Abstract
Scarcity of labels for medical images is a significant barrier for training representation learning approaches based on deep neural networks. This limitation is also present when using imaging data collected during routine clinical care stored in picture archiving communication systems (PACS), as these data rarely have attached the high-quality labels required for medical image computing tasks.
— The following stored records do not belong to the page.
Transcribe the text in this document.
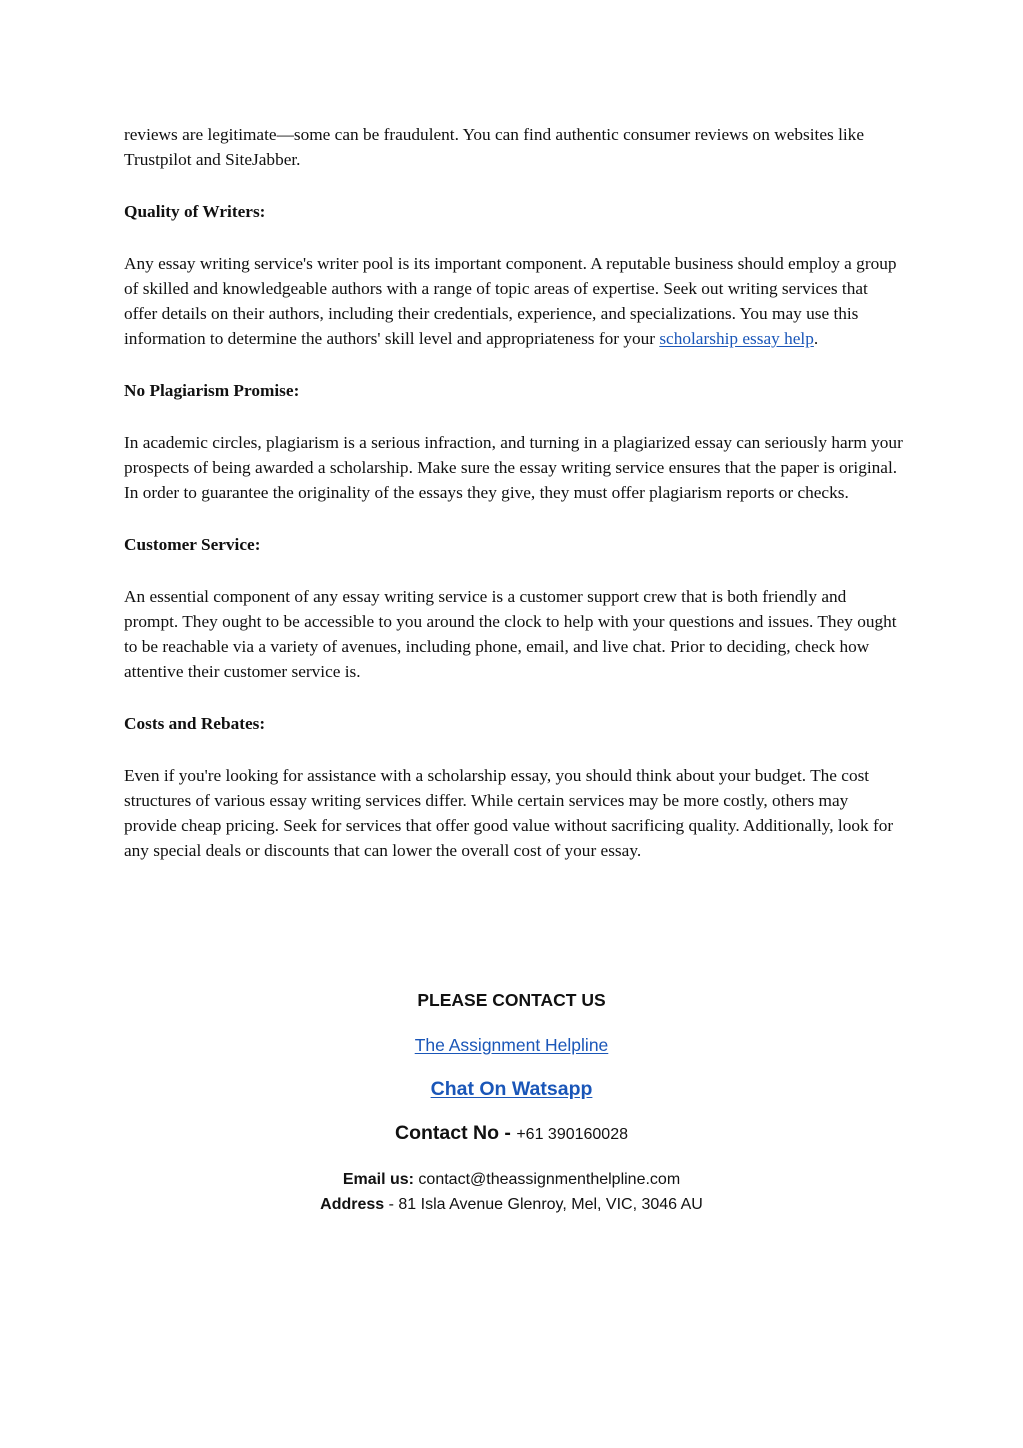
reviews are legitimate—some can be fraudulent. You can find authentic consumer reviews on websites like Trustpilot and SiteJabber.

Quality of Writers:

Any essay writing service's writer pool is its important component. A reputable business should employ a group of skilled and knowledgeable authors with a range of topic areas of expertise. Seek out writing services that offer details on their authors, including their credentials, experience, and specializations. You may use this information to determine the authors' skill level and appropriateness for your scholarship essay help.

No Plagiarism Promise:

In academic circles, plagiarism is a serious infraction, and turning in a plagiarized essay can seriously harm your prospects of being awarded a scholarship. Make sure the essay writing service ensures that the paper is original. In order to guarantee the originality of the essays they give, they must offer plagiarism reports or checks.

Customer Service:

An essential component of any essay writing service is a customer support crew that is both friendly and prompt. They ought to be accessible to you around the clock to help with your questions and issues. They ought to be reachable via a variety of avenues, including phone, email, and live chat. Prior to deciding, check how attentive their customer service is.

Costs and Rebates:

Even if you're looking for assistance with a scholarship essay, you should think about your budget. The cost structures of various essay writing services differ. While certain services may be more costly, others may provide cheap pricing. Seek for services that offer good value without sacrificing quality. Additionally, look for any special deals or discounts that can lower the overall cost of your essay.

PLEASE CONTACT US

The Assignment Helpline

Chat On Watsapp

Contact No - +61 390160028

Email us: contact@theassignmenthelpline.com

Address - 81 Isla Avenue Glenroy, Mel, VIC, 3046 AU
However, medical images extracted from PACS are commonly coupled with descriptive radiology reports that contain significant information and could be leveraged to pre-train imaging models, which could serve as starting points for further task-specific fine-tuning.
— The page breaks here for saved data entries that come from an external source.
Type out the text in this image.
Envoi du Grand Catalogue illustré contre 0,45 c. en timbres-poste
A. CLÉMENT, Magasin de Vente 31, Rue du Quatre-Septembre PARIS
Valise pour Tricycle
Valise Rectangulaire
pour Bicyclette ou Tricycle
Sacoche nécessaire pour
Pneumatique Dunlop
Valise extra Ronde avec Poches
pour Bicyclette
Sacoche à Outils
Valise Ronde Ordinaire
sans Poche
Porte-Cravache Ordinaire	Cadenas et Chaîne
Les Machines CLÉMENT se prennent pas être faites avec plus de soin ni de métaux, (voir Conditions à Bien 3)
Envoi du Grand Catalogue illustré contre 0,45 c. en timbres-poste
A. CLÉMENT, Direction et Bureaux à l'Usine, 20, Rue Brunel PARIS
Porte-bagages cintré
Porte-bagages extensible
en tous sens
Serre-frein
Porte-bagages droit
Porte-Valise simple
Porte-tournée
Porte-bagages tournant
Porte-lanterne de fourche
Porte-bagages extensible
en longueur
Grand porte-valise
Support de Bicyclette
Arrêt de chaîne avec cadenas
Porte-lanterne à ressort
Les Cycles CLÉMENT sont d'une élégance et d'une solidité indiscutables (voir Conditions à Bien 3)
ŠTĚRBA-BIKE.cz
In this work, we perform a head-to-head comparison of three different self-supervised strategies to pre-train the same imaging model on 3D brain computed tomography angiogram (CTA) images, with large vessel occlusion (LVO) detection as the downstream task. These strategies evaluate two natural language processing (NLP) approaches, one to extract 100 explicit radiology concepts (Rad-SpatialNet) and the other to create general-purpose radiology reports embeddings (DistilBERT). In addition, we experiment with learning radiology concepts directly or by using a recent self-supervised learning approach (CLIP) that learns by ranking the distance between language and image vector embeddings. The LVO detection task was selected because it requires 3D imaging data, is clinically important, and requires the algorithm to learn outputs not explicitly stated in the radiology report.
Pre-training was performed on an unlabeled dataset containing 1,542 3D CTA - reports pairs. The downstream task was tested on a labeled dataset of 402 subjects for LVO. We find that the pre-training performed with CLIP-based strategies improve the performance of the imaging model to detect LVO compared to a model trained only on the labeled data. The best performance was achieved by pre-training using the explicit radiology concepts and CLIP strategy.
Index Terms: Large vessel occlusion, ischemic stroke, CLIP, BERT
1. INTRODUCTION
Scarcity of high quality labeled medical imaging data is a major hurdle for the development of machine learning models, and especially for deep neural networks. This is because data annotation is a manual and time-consuming process that can be expensive and necessitates medical expertise. Medical imaging data is typically stored in a picture archiving and communications system (PACS) server, to facilitate storage and sharing. In addition to images, PACS also store radiology reports that contain significant information that could be leveraged to pre-train imaging models with large datasets and no manual labeling. Several model pre-training and self-supervision approaches have been proposed to reduce model dependency on larger annotated datasets [1, 2, 3]. Recent studies [4, 5] have shown that the network can be trained without any explicit data annotation by joint modeling of radiology reports and medical images. These approaches have been using pre-trained imaging models and 2D X-ray images and, with a downstream task closely resembling what has been explicitly described in the radiology reports. It is not clear how self-supervised strategies trained on radiology reports would work on more complex downstream tasks and with 3D image data.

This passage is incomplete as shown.